While most predictive biomarkers to date involve protein-coding genes and mutations, non-coding regions of the genome are also emerging areas of investigation. Levels of long non-coding RNA (lncRNA) molecules associated with DNA damage response and homologous recombination are under study. For instance, high SPRY4-IT1 expression may predict better PARP inhibitor response in ovarian cancer. MicroRNAs (miRNAs) that regulate DNA repair and cell cycle pathways are also being profiled in patient tumors. Assessing non-coding biomarkers could provide novel predictors beyond the limitations of traditional protein biomarkers alone.

Liquid Biopsy Opportunities

Obtaining sufficient tumor tissue often requires an invasive biopsy which may not reflect genetic heterogeneity across metastatic sites. Liquid biopsy of blood or other bodily fluids offers a non-invasive method to monitor biomarkers over time and across the entire disease. Circulating tumor DNA (ctDNA) analysis can detect BRCA mutations and assess homologous recombination deficiency status in a blood test. Exosomes containing tumor-specific proteins, RNA and DNA also hold potential as “liquid biopsies.” Development of standardized, high sensitivity liquid biopsy tests could transform PARP inhibitor selection and monitoring in the clinic.

Multigene Panels

No single biomarker perfectly predicts response or resistance to PARP Inhibitor Biomarkers. Combining multiple biomarkers into comprehensive DNA damage response signature panels may give a fuller picture of tumor vulnerabilities and weaknesses. Next-generation multigene panels are being tested for their ability to more precisely classify cancers as homologous recombination proficient versus deficient based on multiple genes involved in DNA repair pathways. Stratifying patients based on multilayered genomic signatures versus single biomarkers may maximize the proportion of patients likely to benefit from PARP inhibition.

Clinical Implementation

As the understanding of PARP inhibitor predictive biomarkers advances, the next challenge is efficiently translating promising biomarkers into clinical practice. Large-scale prospective trials are refining multigene classifiers and validating new biomarkers. Assay standardization is critical so that biomarkers can be reproducibly assessed across laboratories. Once validated, comprehensive genomic profiling using broad next-generation sequencing panels may enable assessment of multiple predictive genomic alterations from a single clinical test. Continued biomarker research holds promise to better personalize PARP inhibitor therapy and optimize outcomes for cancer patients.

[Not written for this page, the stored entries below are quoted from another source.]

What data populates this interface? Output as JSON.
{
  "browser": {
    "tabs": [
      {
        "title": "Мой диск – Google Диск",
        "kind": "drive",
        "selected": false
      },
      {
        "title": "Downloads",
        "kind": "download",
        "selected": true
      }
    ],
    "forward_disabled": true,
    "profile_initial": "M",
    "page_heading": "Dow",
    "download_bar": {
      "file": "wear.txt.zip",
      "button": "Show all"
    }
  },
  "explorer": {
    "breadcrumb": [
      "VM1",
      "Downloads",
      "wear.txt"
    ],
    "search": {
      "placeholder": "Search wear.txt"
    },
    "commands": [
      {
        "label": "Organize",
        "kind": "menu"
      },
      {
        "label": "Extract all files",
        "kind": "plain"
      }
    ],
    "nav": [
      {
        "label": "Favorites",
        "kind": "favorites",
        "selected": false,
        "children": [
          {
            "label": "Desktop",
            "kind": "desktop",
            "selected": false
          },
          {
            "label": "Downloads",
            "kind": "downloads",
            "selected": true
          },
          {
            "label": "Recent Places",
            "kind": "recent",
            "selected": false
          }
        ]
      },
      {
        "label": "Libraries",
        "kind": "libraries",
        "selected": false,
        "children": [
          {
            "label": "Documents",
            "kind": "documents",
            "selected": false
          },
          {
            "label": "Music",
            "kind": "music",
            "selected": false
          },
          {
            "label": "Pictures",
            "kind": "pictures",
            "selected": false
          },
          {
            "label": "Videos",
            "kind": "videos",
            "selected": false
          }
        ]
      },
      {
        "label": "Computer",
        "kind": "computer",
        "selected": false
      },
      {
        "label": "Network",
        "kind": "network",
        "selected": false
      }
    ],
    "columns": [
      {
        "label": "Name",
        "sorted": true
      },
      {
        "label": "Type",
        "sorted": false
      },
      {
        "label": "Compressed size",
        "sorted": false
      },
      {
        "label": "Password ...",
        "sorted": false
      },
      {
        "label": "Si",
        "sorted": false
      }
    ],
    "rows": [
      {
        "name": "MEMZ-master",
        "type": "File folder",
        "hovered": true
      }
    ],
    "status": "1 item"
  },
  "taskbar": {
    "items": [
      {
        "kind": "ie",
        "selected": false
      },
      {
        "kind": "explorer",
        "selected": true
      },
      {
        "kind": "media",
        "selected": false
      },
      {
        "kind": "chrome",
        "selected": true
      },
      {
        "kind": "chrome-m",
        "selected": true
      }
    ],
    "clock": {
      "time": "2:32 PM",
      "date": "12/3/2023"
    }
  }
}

PARP inhibitor response is driven by a tumor’s ability to repair DNA damage, particularly through homologous recombination. While initial focus centered on BRCA mutation status, emerging biomarkers aim to more comprehensively capture homologous recombination deficiency beyond single genes. Predictors of acquired resistance are also an active area of investigation. Non-coding biomarkers and liquid biopsies represent new frontiers with potential to enhance precision oncology. Validating robust multiparameter biomarkers through large prospective studies remains a priority to optimize PARP inhibitor selection and monitoring in clinical practice.

1. Source: Coherent Market Insights, Public sources, Desk research
2. We have leveraged AI tools to mine information and compile it.